Play Fights are Part of Healthy Cat Interaction
As kittens, cats learn from interactions with their littermates. With mom watching over kitten play, Diane explains, “They learn how to communicate with other cats and that claws and teeth can cause pain.”
Kittens began to tussle with their litter mates pretty quickly, learning the subtle nuances of what a feline body can do. As kittens age to cats, “play fighting continues to be part of an adult cat’s daily activities in multiple feline households as an outlet for exercise and socialization.”
But how can we tell when play turns to real fighting?
Check out these signs of playing versus fighting:
When playing, cats will lean their bodies toward each other in order to deliver a good thwap of the paw. But Diane reveals, “Felines with arched backs and puffed out fur in a leaned-back position are ready for a fight.”
Ear positioning can also signal intentions. “The ears of kitties ready for a fight are turned back, sometimes pinned back against their heads.” Playful cat ears generally remain in their usual upright position.
The way cats look at each other during a rumble can tell you if it’s a fight or just play. When cats are angry with each other, they stare at each intently with that laser focus that can sometimes alarm us.
As cats play, they take turns being the ‘bully’. You can see the role change between the cats as they tussle. In a real fight, one cat will remain the aggressive dominant.
Biting is part of play, but there is a difference in the mouthing actions of play versus those meant to do harm. Listen for shouts of pain when cats are using teeth during play. Painful bites mean the situation has changed from play to aggression.
Playtime is generally quiet when it comes to vocals. Cats will sometimes meow and make noise during fun fights, but cats who are truly engaged in a battle of aggression will vocalize with yowls, growls, and hissing.
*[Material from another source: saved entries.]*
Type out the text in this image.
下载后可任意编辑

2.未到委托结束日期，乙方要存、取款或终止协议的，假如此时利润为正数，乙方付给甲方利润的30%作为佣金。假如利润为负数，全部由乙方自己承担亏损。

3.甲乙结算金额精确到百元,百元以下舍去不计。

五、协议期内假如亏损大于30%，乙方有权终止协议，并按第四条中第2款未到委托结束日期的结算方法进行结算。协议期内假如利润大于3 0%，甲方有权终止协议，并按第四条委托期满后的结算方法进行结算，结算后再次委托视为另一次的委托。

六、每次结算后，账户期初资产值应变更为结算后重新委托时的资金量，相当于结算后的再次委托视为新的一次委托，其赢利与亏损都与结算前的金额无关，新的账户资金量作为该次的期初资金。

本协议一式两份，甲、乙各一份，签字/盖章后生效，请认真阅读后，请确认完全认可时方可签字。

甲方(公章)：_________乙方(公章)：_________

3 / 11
What to Do if Cats are Really Fighting
If you determine your cats are engaged in a real fight, break them up by clapping, stomping feet, or making some form of noise. But, be careful! “Never put your hands into the middle of a fight — your hands will most likely end up bleeding.”
Separate the cats once they’ve untangled by herding each of them into separate spaces or rooms. Diane also recommends, “Throw a towel over one of them to pick him up to move to a separate space.”
Don’t yell or punish the cats for fighting as “punishment may serve to increase their animosity toward each other.”
Playfighting can look menacing, but once you determine it’s just the cats having fun, let them continue. These good-time tussles are an important part of being a cat!